Cluster sizing summary
Workload Min nodes Sweet spot Sample throughput
PyTorch training (8B model) 4 GPU 8 GPU 12 hrs to converge
Hyperparameter sweep (200) 4 GPU 16 GPU 4 hrs total
LLM batch inference 4 GPU 16 GPU 12k tok/s/GPU
LLM online serving 2 GPU 4-8 GPU 6k tok/s/replica
RL (simple env) 4 CPU 32 CPU 1M steps/min
Web crawl 2 CPU 16 CPU 100k URLs/30min
Where these examples sit in the bigger picture
These are the canonical Ray workloads. The interesting architectural question is which ones to keep self-hosted versus push to managed APIs. For a feature-by-feature look at the inference engines we used (vLLM, SGLang, TGI), see our LLM serving frameworks 2026 comparison and the broader Ray vs alternatives pillar.
For inference cost specifically, our batch inference cost optimization post walks through the spot-instance math.
Routing example: hybrid Ray and managed
A working production pattern: Ray Serve runs your local Llama 70B for routine traffic, and a gateway like Swfte Connect sits in front. The gateway routes simple chat to your Ray cluster, complex reasoning to Anthropic, vision queries to Gemini, and falls back to OpenAI when local capacity saturates. Ray handles compute; the gateway handles cross-provider orchestration.
Canonical references
- Ray examples gallery: docs.ray.io/en/latest/ray-overview/use-cases.html.

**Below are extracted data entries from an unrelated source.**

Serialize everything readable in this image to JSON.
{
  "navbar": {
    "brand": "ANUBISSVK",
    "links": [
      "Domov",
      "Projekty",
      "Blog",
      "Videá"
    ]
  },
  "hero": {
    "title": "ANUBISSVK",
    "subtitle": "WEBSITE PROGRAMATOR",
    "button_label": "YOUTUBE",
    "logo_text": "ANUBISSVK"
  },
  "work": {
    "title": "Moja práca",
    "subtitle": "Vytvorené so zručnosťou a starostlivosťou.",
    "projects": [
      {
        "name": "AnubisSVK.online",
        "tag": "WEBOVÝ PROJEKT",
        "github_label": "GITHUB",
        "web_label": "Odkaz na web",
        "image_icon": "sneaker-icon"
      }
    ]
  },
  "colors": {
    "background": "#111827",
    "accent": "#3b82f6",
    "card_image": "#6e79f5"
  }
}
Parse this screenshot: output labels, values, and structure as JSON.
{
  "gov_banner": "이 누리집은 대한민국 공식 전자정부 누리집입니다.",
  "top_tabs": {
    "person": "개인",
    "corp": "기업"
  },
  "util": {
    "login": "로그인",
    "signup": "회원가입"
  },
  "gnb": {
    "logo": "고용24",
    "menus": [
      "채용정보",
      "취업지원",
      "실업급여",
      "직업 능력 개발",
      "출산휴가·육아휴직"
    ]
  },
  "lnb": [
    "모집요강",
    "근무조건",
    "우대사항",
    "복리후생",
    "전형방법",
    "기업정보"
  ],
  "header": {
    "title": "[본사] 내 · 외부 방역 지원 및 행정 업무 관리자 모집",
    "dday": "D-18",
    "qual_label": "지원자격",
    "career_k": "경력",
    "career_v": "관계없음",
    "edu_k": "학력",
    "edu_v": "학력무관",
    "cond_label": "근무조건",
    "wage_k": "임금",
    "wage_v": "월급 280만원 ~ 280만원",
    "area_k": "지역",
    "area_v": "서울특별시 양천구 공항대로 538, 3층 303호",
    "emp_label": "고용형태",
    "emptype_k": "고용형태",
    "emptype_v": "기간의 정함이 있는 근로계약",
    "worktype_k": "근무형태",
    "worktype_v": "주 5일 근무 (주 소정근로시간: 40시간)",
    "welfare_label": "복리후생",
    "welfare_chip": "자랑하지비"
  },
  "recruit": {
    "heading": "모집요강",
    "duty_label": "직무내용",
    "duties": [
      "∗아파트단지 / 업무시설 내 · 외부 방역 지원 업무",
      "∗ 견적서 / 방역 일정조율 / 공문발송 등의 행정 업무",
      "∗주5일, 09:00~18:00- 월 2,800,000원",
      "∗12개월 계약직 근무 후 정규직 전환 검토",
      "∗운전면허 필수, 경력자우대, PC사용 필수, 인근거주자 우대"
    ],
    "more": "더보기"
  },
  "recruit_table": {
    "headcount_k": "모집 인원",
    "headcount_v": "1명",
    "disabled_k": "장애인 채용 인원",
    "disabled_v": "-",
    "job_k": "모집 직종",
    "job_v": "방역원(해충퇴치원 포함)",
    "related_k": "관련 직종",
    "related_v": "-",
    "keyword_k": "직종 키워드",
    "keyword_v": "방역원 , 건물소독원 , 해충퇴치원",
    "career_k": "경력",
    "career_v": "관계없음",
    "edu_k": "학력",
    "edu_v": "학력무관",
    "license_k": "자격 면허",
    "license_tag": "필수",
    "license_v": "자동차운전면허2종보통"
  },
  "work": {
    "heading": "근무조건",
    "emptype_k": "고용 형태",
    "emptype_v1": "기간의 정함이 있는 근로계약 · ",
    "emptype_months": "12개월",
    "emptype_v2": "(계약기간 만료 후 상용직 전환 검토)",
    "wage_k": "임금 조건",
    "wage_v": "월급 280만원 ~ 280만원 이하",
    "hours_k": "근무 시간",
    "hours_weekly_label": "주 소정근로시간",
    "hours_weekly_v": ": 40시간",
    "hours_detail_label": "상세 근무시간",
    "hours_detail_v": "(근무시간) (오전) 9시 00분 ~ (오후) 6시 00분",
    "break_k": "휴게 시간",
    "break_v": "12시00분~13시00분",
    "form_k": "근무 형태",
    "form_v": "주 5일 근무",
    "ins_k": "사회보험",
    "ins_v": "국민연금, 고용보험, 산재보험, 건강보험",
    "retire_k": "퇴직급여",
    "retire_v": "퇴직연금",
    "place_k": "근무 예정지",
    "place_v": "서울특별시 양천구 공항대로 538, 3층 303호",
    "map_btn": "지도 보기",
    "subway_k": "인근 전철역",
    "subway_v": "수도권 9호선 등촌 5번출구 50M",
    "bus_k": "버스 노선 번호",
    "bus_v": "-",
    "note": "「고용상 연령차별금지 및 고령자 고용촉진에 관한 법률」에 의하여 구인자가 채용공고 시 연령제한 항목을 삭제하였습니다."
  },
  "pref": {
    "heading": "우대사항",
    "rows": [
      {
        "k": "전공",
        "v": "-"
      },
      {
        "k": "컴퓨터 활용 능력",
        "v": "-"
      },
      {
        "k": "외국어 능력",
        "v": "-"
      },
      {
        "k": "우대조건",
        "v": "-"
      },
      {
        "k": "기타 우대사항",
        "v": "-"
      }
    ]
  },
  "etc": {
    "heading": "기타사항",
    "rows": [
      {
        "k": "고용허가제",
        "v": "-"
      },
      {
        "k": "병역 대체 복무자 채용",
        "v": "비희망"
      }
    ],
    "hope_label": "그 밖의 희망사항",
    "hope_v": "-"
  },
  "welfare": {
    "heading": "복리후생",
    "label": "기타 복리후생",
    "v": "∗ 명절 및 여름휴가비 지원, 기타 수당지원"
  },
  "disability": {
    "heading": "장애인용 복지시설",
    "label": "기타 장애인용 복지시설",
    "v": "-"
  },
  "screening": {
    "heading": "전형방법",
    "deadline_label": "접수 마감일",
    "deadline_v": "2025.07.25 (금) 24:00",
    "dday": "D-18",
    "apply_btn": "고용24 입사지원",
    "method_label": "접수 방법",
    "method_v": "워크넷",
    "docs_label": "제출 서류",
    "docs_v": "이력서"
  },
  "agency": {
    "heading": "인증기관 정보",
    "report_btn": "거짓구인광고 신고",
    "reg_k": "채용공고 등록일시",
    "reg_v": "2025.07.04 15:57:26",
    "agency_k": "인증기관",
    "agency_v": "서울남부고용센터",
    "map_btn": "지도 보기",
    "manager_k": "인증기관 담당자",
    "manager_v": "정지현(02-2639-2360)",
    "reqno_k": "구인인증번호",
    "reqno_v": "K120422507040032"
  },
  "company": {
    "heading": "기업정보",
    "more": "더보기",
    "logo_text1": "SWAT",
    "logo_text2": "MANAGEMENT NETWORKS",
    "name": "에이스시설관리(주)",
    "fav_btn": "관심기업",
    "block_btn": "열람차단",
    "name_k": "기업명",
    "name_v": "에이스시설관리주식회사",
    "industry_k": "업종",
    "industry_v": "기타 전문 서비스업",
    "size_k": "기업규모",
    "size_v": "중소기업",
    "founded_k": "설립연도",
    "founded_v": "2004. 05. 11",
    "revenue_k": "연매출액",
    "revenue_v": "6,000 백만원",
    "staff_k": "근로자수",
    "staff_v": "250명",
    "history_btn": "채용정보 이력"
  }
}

- vLLM project: github.com/vllm-project/vllm.
- RLlib documentation: docs.ray.io/en/latest/rllib/index.html.
- The original Ray OSDI paper: arxiv.org/abs/1712.05889.
What to do this quarter
- Pick the example above closest to your current workload and copy it. Get it running on a 3-node Ray cluster end to end. Ship something small.
- Stand up monitoring (Prometheus plus the Ray dashboard) before you scale. Production scaling without metrics is a guessing game.
- If the LLM batch or online example matches you, plan to consolidate onto Ray Serve plus vLLM. The vendor lock-in to OpenAI batch is real but reversible.
- Externalize the GCS to managed Redis on day one. Skipping this is the most expensive shortcut in Ray.
- Move from notebooks to declarative cluster YAML. Notebook-driven Ray clusters work for prototyping and break in production.